教頭先生は首を横に振って、それから俺に頭を下げた。
「そう言っていただけるだけで十分です」
「もっと早くお話しいただいてもよかったのに」
「ええ。本来ならもっと早くハイドさんにはご相談するべき内容でした。しかし、わたくしがプロヴィデンスに属していると周囲に悟られるのは、なにかと不都合なのです。
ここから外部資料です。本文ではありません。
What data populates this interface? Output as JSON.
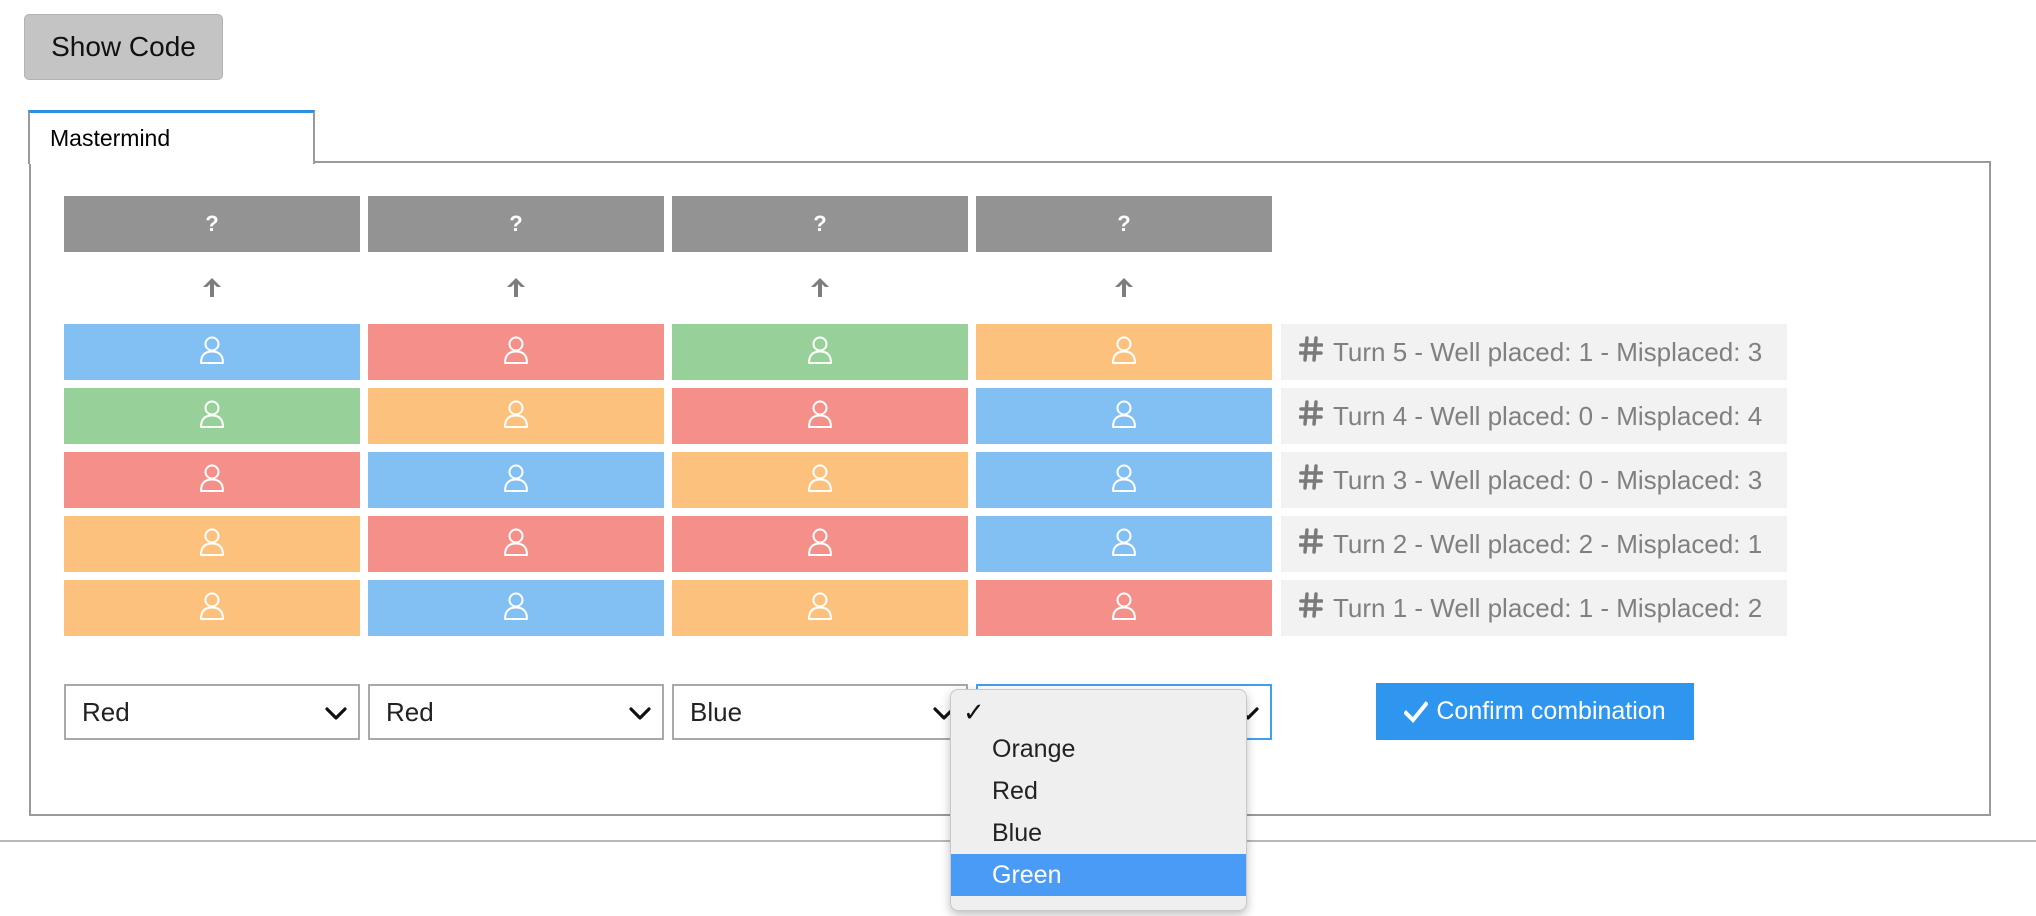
{
  "toolbar": {
    "show_code_label": "Show Code"
  },
  "tab": {
    "label": "Mastermind"
  },
  "colors": {
    "Blue": "#82c0f3",
    "Red": "#f58f8a",
    "Green": "#98d09a",
    "Orange": "#fcc27d",
    "secret": "#939393",
    "confirm": "#2e96ef",
    "dropdown_highlight": "#4a9bf5"
  },
  "secret": [
    "?",
    "?",
    "?",
    "?"
  ],
  "turns": [
    {
      "pegs": [
        "Blue",
        "Red",
        "Green",
        "Orange"
      ],
      "label": "Turn 5 - Well placed: 1 - Misplaced: 3"
    },
    {
      "pegs": [
        "Green",
        "Orange",
        "Red",
        "Blue"
      ],
      "label": "Turn 4 - Well placed: 0 - Misplaced: 4"
    },
    {
      "pegs": [
        "Red",
        "Blue",
        "Orange",
        "Blue"
      ],
      "label": "Turn 3 - Well placed: 0 - Misplaced: 3"
    },
    {
      "pegs": [
        "Orange",
        "Red",
        "Red",
        "Blue"
      ],
      "label": "Turn 2 - Well placed: 2 - Misplaced: 1"
    },
    {
      "pegs": [
        "Orange",
        "Blue",
        "Orange",
        "Red"
      ],
      "label": "Turn 1 - Well placed: 1 - Misplaced: 2"
    }
  ],
  "selects": [
    {
      "value": "Red"
    },
    {
      "value": "Red"
    },
    {
      "value": "Blue"
    },
    {
      "value": ""
    }
  ],
  "confirm_label": "Confirm combination",
  "dropdown": {
    "check_mark": "✓",
    "options": [
      "Orange",
      "Red",
      "Blue",
      "Green"
    ],
    "highlighted": "Green"
  },
  "icons": {
    "secret_arrow": "arrow-up-icon",
    "peg": "user-icon",
    "feedback": "hash-icon",
    "confirm": "check-icon",
    "select": "chevron-down-icon"
  }
}
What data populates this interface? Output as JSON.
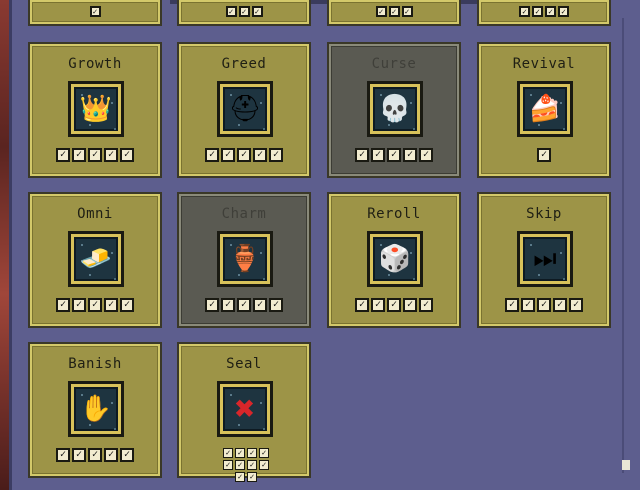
{
  "top_row": [
    {
      "checks": 1
    },
    {
      "checks": 3
    },
    {
      "checks": 3
    },
    {
      "checks": 4
    }
  ],
  "cards": [
    {
      "title": "Growth",
      "icon": "crown-icon",
      "glyph": "👑",
      "checks": 5,
      "dim": false
    },
    {
      "title": "Greed",
      "icon": "helmet-icon",
      "glyph": "⛑",
      "checks": 5,
      "dim": false
    },
    {
      "title": "Curse",
      "icon": "skull-icon",
      "glyph": "💀",
      "checks": 5,
      "dim": true
    },
    {
      "title": "Revival",
      "icon": "cake-icon",
      "glyph": "🍰",
      "checks": 1,
      "dim": false
    },
    {
      "title": "Omni",
      "icon": "gold-bar-icon",
      "glyph": "🧈",
      "checks": 5,
      "dim": false
    },
    {
      "title": "Charm",
      "icon": "potion-icon",
      "glyph": "🏺",
      "checks": 5,
      "dim": true
    },
    {
      "title": "Reroll",
      "icon": "dice-icon",
      "glyph": "🎲",
      "checks": 5,
      "dim": false
    },
    {
      "title": "Skip",
      "icon": "red-arrow-icon",
      "glyph": "⏭",
      "checks": 5,
      "dim": false
    },
    {
      "title": "Banish",
      "icon": "hand-icon",
      "glyph": "✋",
      "checks": 5,
      "dim": false
    },
    {
      "title": "Seal",
      "icon": "red-x-icon",
      "glyph": "✖",
      "checks": 10,
      "dim": false,
      "small_checks": true
    }
  ],
  "check_mark": "✓"
}
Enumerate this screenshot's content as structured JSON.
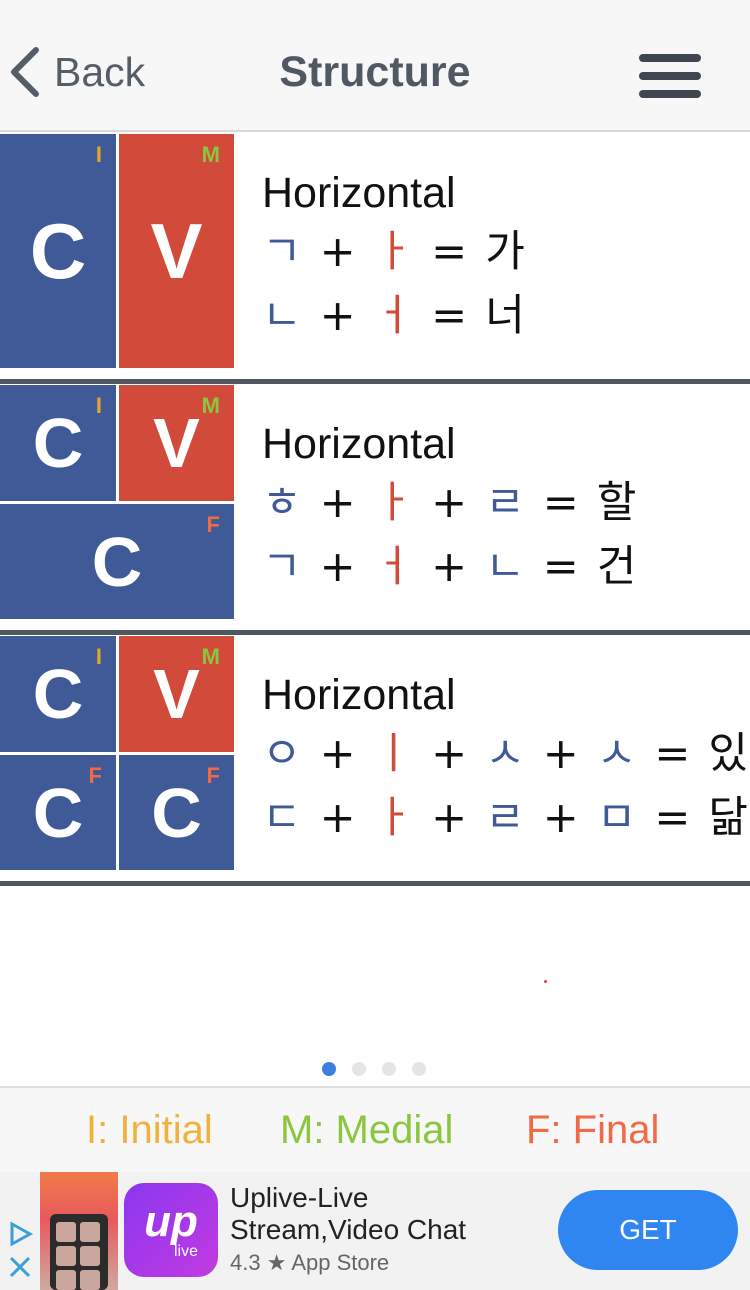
{
  "nav": {
    "back_label": "Back",
    "title": "Structure"
  },
  "cards": [
    {
      "title": "Horizontal",
      "diagram": {
        "top_left": "C",
        "top_right": "V",
        "tag_initial": "I",
        "tag_medial": "M"
      },
      "equations": [
        [
          "ㄱ",
          "+",
          "ㅏ",
          "=",
          "가"
        ],
        [
          "ㄴ",
          "+",
          "ㅓ",
          "=",
          "너"
        ]
      ]
    },
    {
      "title": "Horizontal",
      "diagram": {
        "top_left": "C",
        "top_right": "V",
        "bottom": "C",
        "tag_initial": "I",
        "tag_medial": "M",
        "tag_final": "F"
      },
      "equations": [
        [
          "ㅎ",
          "+",
          "ㅏ",
          "+",
          "ㄹ",
          "=",
          "할"
        ],
        [
          "ㄱ",
          "+",
          "ㅓ",
          "+",
          "ㄴ",
          "=",
          "건"
        ]
      ]
    },
    {
      "title": "Horizontal",
      "diagram": {
        "top_left": "C",
        "top_right": "V",
        "bottom_left": "C",
        "bottom_right": "C",
        "tag_initial": "I",
        "tag_medial": "M",
        "tag_final": "F"
      },
      "equations": [
        [
          "ㅇ",
          "+",
          "ㅣ",
          "+",
          "ㅅ",
          "+",
          "ㅅ",
          "=",
          "있"
        ],
        [
          "ㄷ",
          "+",
          "ㅏ",
          "+",
          "ㄹ",
          "+",
          "ㅁ",
          "=",
          "닮"
        ]
      ]
    }
  ],
  "pager": {
    "count": 4,
    "active_index": 0
  },
  "legend": {
    "initial": "I: Initial",
    "medial": "M: Medial",
    "final": "F: Final"
  },
  "ad": {
    "app_name": "Uplive-Live Stream,Video Chat",
    "rating_line": "4.3 ★ App Store",
    "icon_text": "up",
    "icon_subtext": "live",
    "get_label": "GET"
  },
  "colors": {
    "consonant": "#3f5a97",
    "vowel": "#d24a3a",
    "initial": "#f0b23a",
    "medial": "#8cc63f",
    "final": "#f06a45",
    "accent": "#2f86f0"
  }
}
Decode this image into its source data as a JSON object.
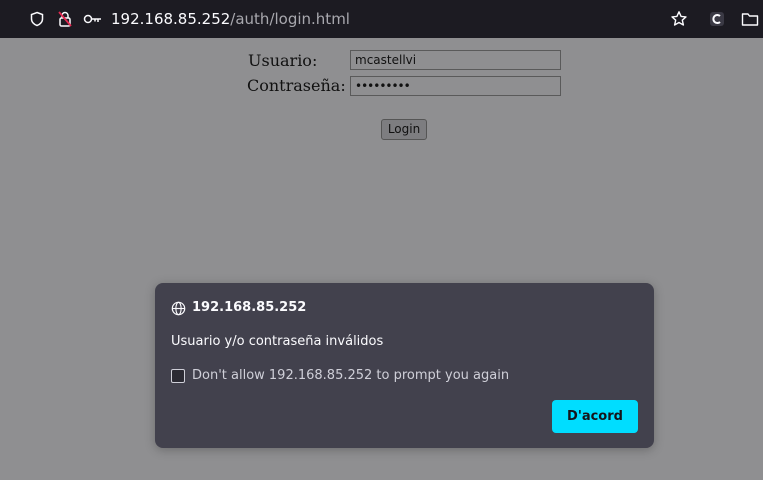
{
  "toolbar": {
    "url_host": "192.168.85.252",
    "url_path": "/auth/login.html",
    "icons": [
      "shield-icon",
      "insecure-lock-icon",
      "key-icon",
      "star-icon",
      "extension-icon",
      "folder-icon"
    ]
  },
  "form": {
    "username_label": "Usuario:",
    "username_value": "mcastellvi",
    "password_label": "Contraseña:",
    "password_value": "•••••••••",
    "login_label": "Login"
  },
  "dialog": {
    "origin": "192.168.85.252",
    "message": "Usuario y/o contraseña inválidos",
    "checkbox_label": "Don't allow 192.168.85.252 to prompt you again",
    "checkbox_checked": false,
    "ok_label": "D'acord",
    "accent_color": "#00ddff"
  }
}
これまで通り、教頭としてのわたくしであれば、ハイドさんにぜひ協力させていただきます。プロヴィデンスとしての活動であれば、このルチノに何なりとお申し付けください」
「……まあ、私に決定権はないしね。なにかあったら言ってくれていいよ」
俺はさっそく気になっていることを聞いてみた。
「ルチノはさっき同級生だって言ってたけど、本当は二十歳過ぎだよな」
「…………」
「大丈夫だって。詳しくはわからないけど、年齢ごまかしてアトランティアにいなきゃいけない理由があるんだろ? それくらい俺も察してる」
歳ごまかしてギルド登録してるひとも何人か知ってるし。
「ハイドくん、とりあえず上いこっか」
目が笑っていない笑顔を浮かべたルチノと一緒に階段を上る。
その途中で。
「──ねえ、ハイドくん! 私が十代ってのはさすがにムリあるかな!?」
ルチノは突然、素っ頓狂な声をあげた。
「もしかして私のミニスカートとか死んだほうがマシって感じになってる!? 最初に任務の話を聞いたときは『アトランティアの制服って可愛いよね』とか思ってたけど思い上がりにもほどがあったのかなどうしよう死にたくなってきた!」
顔を真っ赤にして半泣きで迫ってくる。
どうしよう、は俺のセリフなんだが。
「い、いや、そんなことはない、と思いますよ」
「お願い私の目を見て! 敬語使わないで! 私を同年代として扱って!」
「ここ階段だから落ち着いて! 大丈夫、ルチノは童顔だし俺たちと同じ学年でも余裕で通用する!」
「言わせてる感がすごい! ああああやっぱり肌のハリとか私はおばさんなんだああぁぁ……!」
「面倒くさいなこのひと!」
「──きゃあっ!」
──ズドンッ! と激しい振動が俺たちを襲った。
転げ落ちそうになったルチノを反射的に抱きかかえる。
「……あ、ありがとう」
「いまの振動は……」
「えっ、ちょっ、恥ずかしいからおろして!」
なんだか嫌な予感がした俺は、ルチノを抱えたまま階段を駆け上がった。